I will then, I think, try to hybridise my normal Paleo approach to eating and training with the things I have learned from Leangains. I will post updates as these plans come into focus.
See Also:
My Leangains Experiment
10 comments:
There's a clear increase in muscle from the photos - particularly your chest. It would be interesting for you to post a third photo after your lean-out, I suspect you will retain quite a lot of the muscle - well done.
We've discussed this in email exchanges before, and in my (humble9 opinion, I still don't think you are over doing it with carbs. A portion of sweet potatoes is hardly a carb binge.
Be weary of reducing carbs, especially if you are training and running competitively. On average, they should constitute roughly half of your caloric intake. And since you follow Martin Berkhan, calorie counting is crucial for him.
That said, if it works for you.....
Leo
Nice write up. Quite comprehensive and the results speak for themselves.

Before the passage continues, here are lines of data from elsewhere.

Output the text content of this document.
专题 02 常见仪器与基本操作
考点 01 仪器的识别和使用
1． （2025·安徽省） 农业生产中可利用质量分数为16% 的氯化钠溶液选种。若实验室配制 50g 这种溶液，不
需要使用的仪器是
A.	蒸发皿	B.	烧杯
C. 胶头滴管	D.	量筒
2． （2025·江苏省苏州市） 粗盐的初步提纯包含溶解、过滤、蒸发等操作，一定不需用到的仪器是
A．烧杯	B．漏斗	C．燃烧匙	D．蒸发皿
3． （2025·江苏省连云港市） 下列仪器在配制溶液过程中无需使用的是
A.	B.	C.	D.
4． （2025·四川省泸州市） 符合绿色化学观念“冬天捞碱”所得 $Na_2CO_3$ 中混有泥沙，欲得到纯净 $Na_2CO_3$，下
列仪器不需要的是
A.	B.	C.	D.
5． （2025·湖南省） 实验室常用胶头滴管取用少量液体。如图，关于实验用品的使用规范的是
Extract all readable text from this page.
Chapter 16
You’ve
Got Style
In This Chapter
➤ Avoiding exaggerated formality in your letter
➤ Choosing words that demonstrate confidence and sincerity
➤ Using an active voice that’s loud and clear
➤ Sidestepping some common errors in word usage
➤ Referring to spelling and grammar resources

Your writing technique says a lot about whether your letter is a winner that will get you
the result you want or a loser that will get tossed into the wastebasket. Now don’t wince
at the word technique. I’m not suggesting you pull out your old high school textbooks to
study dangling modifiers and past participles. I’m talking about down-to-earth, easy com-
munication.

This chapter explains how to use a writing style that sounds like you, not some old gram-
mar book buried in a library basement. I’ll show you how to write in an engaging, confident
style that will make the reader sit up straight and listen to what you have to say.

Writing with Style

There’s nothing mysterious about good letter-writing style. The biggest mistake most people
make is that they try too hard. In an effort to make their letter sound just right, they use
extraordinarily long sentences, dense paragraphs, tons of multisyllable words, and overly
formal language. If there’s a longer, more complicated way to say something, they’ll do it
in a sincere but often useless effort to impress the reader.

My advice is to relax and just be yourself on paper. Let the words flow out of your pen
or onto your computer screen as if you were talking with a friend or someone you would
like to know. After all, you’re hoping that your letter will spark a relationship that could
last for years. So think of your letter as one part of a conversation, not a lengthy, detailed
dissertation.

As an aside, I wonder if there are any seasonal hormonal factors that are also at play this time of year? Eg. The colder weather, clock change, nights drawing in etc...
I hope you keep this up over the course of a year!
nice results. Leg shot?
CT - thanks - I will make sure I keep taking the photos.
Leone - it's not so much that I am worried about having too many carbs - it's just not the way I prefer to eat. Martin B recommends that on higher carb days you eat lower fat, but I find this prevents me eating food the way I want to. I also find that on high carb days I get bad guts. That could simply be because I am eating so much food on those days, of course...
Asclepius - you may be onto something about the seasonal aspect. I recall reading suggestions like that elsewhere. I do plan to continue with this, or a variation of it: but I think on my next 'gain' phase I will start targeting more bodyweight exercises like HSPU, Planche, Pistols, Pull Ups, which I know you will be in favour of!
Anon - no leg shot this time because no leg training. When/if I move onto pistols I will start paying more attention to legs. Trouble is, it messes with my running, so it's a difficult balance...
Thanks for a great post. I will read up on leangains, and I'm playing with the idea of giving it a go myself.
Hope you blog about it if you do - would be interested to see how others get on...
Yes, if I do a leangains experiment I'll blog about it. I'm slowly ramping up for some blogging.
What kind of software did you use for the eating and fasting window graph? Cool stuff!
Syler - that was just good old Microsoft Excel!